Scott Kneller

Personal information
- Nationality: Australian
- Born: 19 May 1989 (age 37) Cooma, New South Wales, Australia
- Height: 180 cm (5 ft 11 in) (2014)
- Weight: 90 kg (198 lb) (2014)
- Spouse: Regina Kneller (m.2019)

Sport
- Country: Australia
- Sport: Freestyle Skiing
- Event: Ski Cross Men

Achievements and titles
- Olympic finals: 2010 Winter Olympics (Vancouver), 2014 Winter Olympics (Australia)

Medal record
New Zealand Winter Games
| Gold medal – first place | 2011 Cardrona | Ski Cross |

= Scott Kneller =

Australian freestyle skier (born 1989)

Scott Kneller (born 1989) in central Australia. He is an Australian freestyle skier. He represented Australia at the 2010 Winter Olympics in Vancouver. Competing in the ski cross, he came seventh.

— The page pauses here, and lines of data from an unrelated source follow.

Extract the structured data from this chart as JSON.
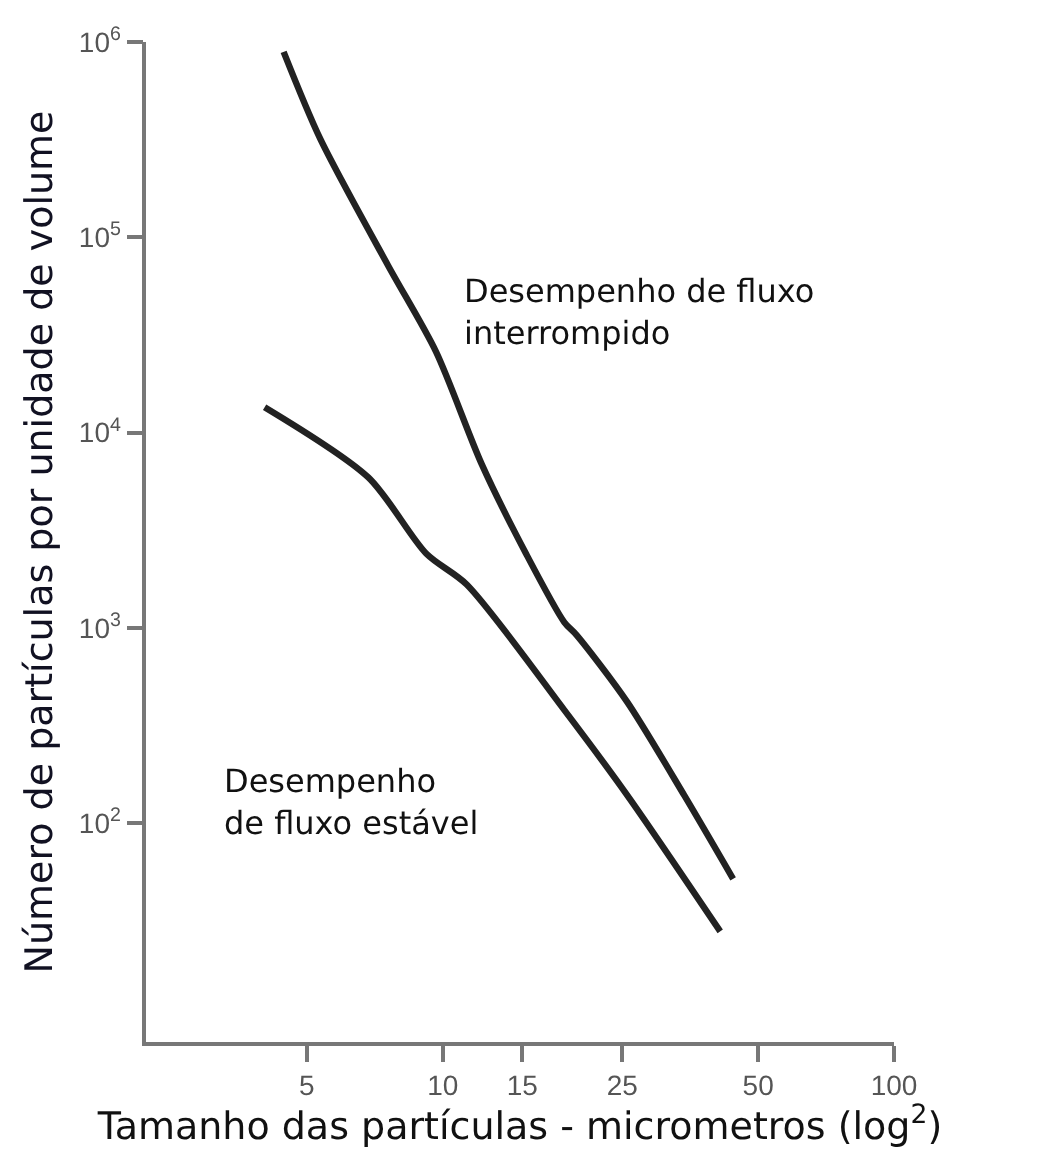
{
  "chart_data": {
    "type": "line",
    "xlabel": "Tamanho das partículas - micrometros (log$^{2}$)",
    "ylabel": "Número de partículas por unidade de volume",
    "series": [
      {
        "color": "#222222",
        "x": [
          4.44,
          5.35,
          7.56,
          9.66,
          12.2,
          15.3,
          18.6,
          19.8,
          25.6,
          34.3,
          44.0
        ],
        "values": [
          890000,
          320000,
          72000,
          26000,
          6900,
          2400,
          1070,
          920,
          420,
          139,
          52
        ]
      },
      {
        "color": "#222222",
        "x": [
          4.03,
          6.84,
          9.2,
          11.3,
          18.6,
          25.6,
          41.2
        ],
        "values": [
          13500,
          5900,
          2400,
          1670,
          380,
          140,
          28
        ]
      }
    ],
    "annotations": [
      "Desempenho de fluxo\ninterrompido",
      "Desempenho\nde fluxo estável"
    ],
    "log": "xy",
    "xlim": [
      2.2,
      100
    ],
    "xticks": [
      5,
      10,
      15,
      25,
      50,
      100
    ],
    "ylim": [
      7.6,
      1000000
    ],
    "yticks": [
      {
        "value": 100,
        "label": "10$^{2}$"
      },
      {
        "value": 1000,
        "label": "10$^{3}$"
      },
      {
        "value": 10000,
        "label": "10$^{4}$"
      },
      {
        "value": 100000,
        "label": "10$^{5}$"
      },
      {
        "value": 1000000,
        "label": "10$^{6}$"
      }
    ],
    "marker": "none",
    "line_style": "solid"
  }
}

He came second in his 1/8 final, and then in his 1/4 final to qualify for the semifinals. In each race there are four competitors and the top two progress. He then came third in the semi-final and third in the Small Final, for those eliminated in the semifinals. He competed for Australia at the 2014 Winter Olympics in the ski cross events.

Kneller completed high school at Hurlstone Agricultural High School in southern Sydney in 2007 and studied a combined Bachelor of Commerce/Bachelor of Engineering at the University of New South Wales from 2009-2015.